II

Боль заставила понять, что я вовсе не умер. Кто-то раздел меня и теперь смывал с тела кровь. Кажется, руки были женские, и обходились со мной куда аккуратнее, чем бандиты.

— Он будет жить? — услышал я через притихший барабанный бой крови в ушах.

Спрашивал мужчина, судя по надтреснутому голосу, старик.

— Броня спасла ему жизнь, — ответил ему женский голос, такой же усталый от прожитых лет. — Несколько рёбер сломаны, больше треснули, сильно досталось левой руке, но пули и дробь повредили только кожу и мясо, кости и сосуды не задеты. Ему больно, но жить будет.

Я открыл глаза — надо мной склонилась пожилая женщина. Смуглое лицо её напоминало печёное яблоко. Очень грустное яблоко.

— Где я? — только и сумел просипеть. — Кто вы?

— Побереги силы, — вместо ответа произнесла женщина. — Сейчас я буду бинтовать твою грудь. Если ты думаешь, что тебе не может быть больнее, то ошибаешься.

Я хотел сказать ей, что таких глупостей нет в моей голове ещё со времён первых ранений. Но решил поберечь дыхание — оно мне скоро понадобиться. Хотя бы чтобы кричать.

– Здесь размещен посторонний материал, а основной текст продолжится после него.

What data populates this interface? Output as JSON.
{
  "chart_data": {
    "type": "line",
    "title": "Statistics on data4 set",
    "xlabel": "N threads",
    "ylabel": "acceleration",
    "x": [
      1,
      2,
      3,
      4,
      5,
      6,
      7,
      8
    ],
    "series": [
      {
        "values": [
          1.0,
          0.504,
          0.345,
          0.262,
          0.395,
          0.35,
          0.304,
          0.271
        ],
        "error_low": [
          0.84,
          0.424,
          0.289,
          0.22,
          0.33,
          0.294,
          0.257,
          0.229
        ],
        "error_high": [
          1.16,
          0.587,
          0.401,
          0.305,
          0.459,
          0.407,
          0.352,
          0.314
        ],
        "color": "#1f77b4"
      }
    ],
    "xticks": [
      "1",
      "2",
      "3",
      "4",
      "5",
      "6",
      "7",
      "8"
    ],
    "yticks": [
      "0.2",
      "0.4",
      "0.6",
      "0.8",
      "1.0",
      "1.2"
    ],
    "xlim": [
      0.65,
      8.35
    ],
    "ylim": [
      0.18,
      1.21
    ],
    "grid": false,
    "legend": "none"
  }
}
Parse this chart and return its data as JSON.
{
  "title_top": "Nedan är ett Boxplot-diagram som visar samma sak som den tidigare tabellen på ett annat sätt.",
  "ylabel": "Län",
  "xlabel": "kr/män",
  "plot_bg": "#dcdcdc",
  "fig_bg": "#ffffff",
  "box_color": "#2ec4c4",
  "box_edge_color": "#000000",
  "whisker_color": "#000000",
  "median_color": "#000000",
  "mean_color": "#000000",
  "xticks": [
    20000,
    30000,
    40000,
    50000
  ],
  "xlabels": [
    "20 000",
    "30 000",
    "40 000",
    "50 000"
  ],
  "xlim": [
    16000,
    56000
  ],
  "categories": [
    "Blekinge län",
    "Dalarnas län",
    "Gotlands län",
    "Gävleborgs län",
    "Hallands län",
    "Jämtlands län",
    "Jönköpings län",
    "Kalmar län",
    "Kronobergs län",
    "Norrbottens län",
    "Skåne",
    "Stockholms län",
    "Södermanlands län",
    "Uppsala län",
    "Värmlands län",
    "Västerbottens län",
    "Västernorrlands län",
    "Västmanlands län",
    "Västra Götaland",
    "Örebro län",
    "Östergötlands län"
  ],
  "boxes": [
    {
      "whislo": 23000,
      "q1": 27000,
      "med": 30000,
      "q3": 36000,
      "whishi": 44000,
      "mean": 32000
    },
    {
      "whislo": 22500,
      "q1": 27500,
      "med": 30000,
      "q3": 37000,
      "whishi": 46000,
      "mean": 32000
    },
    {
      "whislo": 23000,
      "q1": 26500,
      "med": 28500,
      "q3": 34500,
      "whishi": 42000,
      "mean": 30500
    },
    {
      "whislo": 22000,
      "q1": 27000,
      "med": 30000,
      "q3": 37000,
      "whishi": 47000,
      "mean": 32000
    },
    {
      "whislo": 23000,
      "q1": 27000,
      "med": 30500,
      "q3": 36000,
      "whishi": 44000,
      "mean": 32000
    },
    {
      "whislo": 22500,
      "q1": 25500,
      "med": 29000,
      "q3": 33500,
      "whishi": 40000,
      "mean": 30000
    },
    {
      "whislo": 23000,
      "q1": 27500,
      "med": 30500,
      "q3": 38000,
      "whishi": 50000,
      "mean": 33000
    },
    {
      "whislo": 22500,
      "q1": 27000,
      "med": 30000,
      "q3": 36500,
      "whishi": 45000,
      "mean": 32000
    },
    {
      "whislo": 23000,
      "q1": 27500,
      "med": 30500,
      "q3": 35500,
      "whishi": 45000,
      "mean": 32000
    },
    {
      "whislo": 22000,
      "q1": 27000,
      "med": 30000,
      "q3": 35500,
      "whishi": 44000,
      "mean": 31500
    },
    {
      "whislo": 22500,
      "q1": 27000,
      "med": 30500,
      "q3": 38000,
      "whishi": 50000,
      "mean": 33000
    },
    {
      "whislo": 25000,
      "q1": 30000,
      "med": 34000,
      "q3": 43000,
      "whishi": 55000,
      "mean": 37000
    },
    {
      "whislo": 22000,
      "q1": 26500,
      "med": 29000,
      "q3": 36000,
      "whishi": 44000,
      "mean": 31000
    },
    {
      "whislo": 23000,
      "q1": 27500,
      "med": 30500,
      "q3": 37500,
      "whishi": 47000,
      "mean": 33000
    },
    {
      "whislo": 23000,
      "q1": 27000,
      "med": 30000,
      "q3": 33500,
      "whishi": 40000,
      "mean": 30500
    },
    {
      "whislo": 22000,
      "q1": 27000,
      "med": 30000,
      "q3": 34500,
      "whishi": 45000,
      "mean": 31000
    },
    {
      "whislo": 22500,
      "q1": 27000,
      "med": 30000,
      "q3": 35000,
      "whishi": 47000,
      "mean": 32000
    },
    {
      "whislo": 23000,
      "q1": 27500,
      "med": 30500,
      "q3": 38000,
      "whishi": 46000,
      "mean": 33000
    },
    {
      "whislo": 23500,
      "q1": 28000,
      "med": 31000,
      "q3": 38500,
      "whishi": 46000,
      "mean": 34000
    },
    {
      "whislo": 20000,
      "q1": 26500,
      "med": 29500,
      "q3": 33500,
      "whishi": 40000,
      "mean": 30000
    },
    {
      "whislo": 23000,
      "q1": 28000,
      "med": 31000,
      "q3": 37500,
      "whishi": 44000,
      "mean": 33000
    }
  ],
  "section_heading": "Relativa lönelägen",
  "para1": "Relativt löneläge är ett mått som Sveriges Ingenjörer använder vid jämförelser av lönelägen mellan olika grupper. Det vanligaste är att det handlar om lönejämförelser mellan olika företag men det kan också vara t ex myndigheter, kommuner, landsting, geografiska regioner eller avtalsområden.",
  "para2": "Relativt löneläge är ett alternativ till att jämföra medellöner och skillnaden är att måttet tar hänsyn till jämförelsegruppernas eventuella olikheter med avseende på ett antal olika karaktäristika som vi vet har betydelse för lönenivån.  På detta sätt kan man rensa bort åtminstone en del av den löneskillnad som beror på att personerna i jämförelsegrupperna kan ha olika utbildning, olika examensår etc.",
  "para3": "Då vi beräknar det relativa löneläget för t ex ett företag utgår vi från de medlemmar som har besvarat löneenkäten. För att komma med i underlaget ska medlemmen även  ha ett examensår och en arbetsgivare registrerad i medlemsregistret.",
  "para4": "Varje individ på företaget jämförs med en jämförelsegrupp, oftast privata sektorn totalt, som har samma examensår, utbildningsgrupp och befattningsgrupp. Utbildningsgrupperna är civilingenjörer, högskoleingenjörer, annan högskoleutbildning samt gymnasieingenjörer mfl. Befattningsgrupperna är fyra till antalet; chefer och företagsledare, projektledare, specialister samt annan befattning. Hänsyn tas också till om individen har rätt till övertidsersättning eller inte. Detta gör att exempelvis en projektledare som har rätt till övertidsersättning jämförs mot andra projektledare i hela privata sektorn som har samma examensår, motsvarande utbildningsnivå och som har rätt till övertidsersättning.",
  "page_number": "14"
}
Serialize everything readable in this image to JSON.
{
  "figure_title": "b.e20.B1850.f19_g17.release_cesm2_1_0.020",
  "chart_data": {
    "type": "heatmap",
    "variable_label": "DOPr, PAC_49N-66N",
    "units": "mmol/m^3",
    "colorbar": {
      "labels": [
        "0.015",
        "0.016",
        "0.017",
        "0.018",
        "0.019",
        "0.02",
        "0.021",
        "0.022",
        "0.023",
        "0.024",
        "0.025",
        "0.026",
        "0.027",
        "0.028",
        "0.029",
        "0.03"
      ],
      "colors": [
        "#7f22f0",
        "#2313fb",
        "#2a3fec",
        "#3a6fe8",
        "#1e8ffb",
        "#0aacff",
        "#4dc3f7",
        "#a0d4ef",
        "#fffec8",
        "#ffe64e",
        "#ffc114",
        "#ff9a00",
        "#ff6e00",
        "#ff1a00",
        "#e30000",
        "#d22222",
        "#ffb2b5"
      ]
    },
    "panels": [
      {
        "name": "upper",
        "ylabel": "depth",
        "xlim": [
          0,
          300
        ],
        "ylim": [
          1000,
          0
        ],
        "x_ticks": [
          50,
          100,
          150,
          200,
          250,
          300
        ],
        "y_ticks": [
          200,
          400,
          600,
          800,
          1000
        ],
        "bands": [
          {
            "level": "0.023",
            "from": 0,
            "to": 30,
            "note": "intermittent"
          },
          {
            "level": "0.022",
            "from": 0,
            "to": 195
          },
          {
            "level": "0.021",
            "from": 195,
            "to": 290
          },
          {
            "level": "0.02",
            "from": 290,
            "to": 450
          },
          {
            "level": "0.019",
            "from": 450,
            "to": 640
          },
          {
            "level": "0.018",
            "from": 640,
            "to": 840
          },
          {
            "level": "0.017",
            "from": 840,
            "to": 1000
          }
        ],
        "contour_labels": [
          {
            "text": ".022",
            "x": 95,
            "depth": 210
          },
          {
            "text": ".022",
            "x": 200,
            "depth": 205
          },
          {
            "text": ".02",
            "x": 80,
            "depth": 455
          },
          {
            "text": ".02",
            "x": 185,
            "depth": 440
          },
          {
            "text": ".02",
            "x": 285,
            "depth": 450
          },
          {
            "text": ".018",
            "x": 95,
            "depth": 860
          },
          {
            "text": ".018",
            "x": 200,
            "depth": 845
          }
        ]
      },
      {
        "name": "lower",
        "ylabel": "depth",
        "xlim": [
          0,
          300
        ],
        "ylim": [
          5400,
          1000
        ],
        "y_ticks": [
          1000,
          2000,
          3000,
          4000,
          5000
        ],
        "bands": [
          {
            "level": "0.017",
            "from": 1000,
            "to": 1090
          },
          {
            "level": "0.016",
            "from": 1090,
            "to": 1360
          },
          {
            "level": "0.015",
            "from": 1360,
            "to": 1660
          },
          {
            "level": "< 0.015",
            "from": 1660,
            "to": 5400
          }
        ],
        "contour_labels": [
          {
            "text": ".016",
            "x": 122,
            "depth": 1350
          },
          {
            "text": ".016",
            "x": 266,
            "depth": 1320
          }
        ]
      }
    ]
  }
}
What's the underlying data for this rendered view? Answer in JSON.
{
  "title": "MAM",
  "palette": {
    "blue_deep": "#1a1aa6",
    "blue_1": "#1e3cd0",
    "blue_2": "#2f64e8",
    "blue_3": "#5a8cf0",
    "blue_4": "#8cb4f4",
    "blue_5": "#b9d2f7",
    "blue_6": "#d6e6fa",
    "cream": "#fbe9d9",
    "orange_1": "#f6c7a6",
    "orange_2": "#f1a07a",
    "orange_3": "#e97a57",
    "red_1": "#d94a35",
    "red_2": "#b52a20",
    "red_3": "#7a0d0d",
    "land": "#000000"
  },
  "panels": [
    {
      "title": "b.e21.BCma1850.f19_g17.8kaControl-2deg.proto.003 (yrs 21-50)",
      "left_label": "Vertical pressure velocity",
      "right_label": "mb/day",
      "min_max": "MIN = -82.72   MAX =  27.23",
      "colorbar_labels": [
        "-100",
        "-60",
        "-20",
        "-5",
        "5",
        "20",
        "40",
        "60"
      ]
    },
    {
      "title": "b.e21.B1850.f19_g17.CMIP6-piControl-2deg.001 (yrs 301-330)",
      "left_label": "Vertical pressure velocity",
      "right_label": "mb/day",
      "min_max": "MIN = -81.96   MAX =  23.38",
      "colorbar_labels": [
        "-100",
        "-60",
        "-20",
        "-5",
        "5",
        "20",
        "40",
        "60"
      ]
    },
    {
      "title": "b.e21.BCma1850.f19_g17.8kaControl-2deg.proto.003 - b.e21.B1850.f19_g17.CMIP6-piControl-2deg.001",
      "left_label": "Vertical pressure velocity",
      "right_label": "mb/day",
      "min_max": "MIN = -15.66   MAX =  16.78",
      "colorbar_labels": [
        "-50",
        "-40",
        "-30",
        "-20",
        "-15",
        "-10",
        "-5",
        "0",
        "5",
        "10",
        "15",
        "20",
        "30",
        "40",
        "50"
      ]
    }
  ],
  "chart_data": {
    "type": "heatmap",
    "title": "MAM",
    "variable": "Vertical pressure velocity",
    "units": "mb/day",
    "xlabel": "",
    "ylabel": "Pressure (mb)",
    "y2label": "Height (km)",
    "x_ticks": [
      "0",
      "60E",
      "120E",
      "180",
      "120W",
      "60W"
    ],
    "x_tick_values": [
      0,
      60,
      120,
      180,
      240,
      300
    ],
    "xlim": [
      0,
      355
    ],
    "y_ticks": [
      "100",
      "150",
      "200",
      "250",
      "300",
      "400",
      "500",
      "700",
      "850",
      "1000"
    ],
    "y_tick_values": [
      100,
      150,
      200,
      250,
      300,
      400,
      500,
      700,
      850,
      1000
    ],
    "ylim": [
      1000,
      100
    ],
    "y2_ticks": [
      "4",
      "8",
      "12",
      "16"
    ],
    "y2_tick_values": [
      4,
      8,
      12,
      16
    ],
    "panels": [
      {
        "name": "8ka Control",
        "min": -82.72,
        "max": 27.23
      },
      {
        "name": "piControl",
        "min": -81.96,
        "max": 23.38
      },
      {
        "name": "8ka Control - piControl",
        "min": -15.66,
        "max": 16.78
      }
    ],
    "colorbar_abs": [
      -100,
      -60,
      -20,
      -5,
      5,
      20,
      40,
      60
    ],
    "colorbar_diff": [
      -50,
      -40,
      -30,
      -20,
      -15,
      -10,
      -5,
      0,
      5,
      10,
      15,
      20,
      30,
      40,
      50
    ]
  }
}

Женщина вместе с пожилым мужчиной принялись ловко ворочать меня с боку на бок, плотно бинтуя грудь, и я не стал сдерживаться — орал белухой. Потом выл, потом скрипел зубами. А после снова провалился в спасительную тьму забытья.

Когда пришёл в себя в следующий раз надо мной сидела всё та же пожилая женщина, в руках она держала миску с горячим бульоном. И как только узнала, что я открою глаза именно сейчас? А может, просто ждала, периодически подогревая питьё, чтобы сразу покормить меня. Ещё с войны терпеть не могу, когда кормят, как дитя малое. Однако выбора у меня сейчас не было, как и сил, чтобы самому держать ложку. Даже пытаться не стал, дав женщине накормить меня. Бульон разлился внутри, наполнив приятным теплом, потянуло в сон — уже нормальный, человеческий сон, а не забытьё.

Проснулся я ночью от того, что мочевой пузырь готов был разорваться. Каждый вдох-выдох всё ещё отдавались болью в рёбрах, однако пришлось пересилить себя. Не в постель же мочиться. Я нашарил под кроватью горшок и кое-как справил в него малую нужду. А ещё думал, что в поезде с пристёгнутым к запястью саквояжем это делать неудобно. Управившись, забрался в пропахшую потом постель, завернулся в одеяло, и снова заснул.

Встал спустя двое суток — сил лежать уже просто не было. Хозяин дома, приютивший меня, помог выбраться на крыльцо. Они жили на отшибе, до города отсюда было около пяти километров. Держали с супругой небольшое хозяйство: кур, пару свиней, огородик, сил на который уходило очень много, отравленная бомбардировками земля ещё только приходила в себя, давая хоть какие-то всходы. Кое-что даже можно было употреблять в пищу без опаски.

— Мы люди пожилые — нам уже нечего бояться, — говорил хозяин дома, набивая трубку душистым табаком. Он предложил и мне, но я отказался — даже на сигареты смотреть не мог из-за боли в груди. — Я продаю в городе яйца, цыплят, покупаю корм, еду, удобрения. Мы с моей старухой никому не интересны давно. Живём тихо-мирно, как мыши за печкой.

Мы сидели на крыльце. Я молчал, стараясь беречь дыхание, а старику как раз такой собеседник и был нужен.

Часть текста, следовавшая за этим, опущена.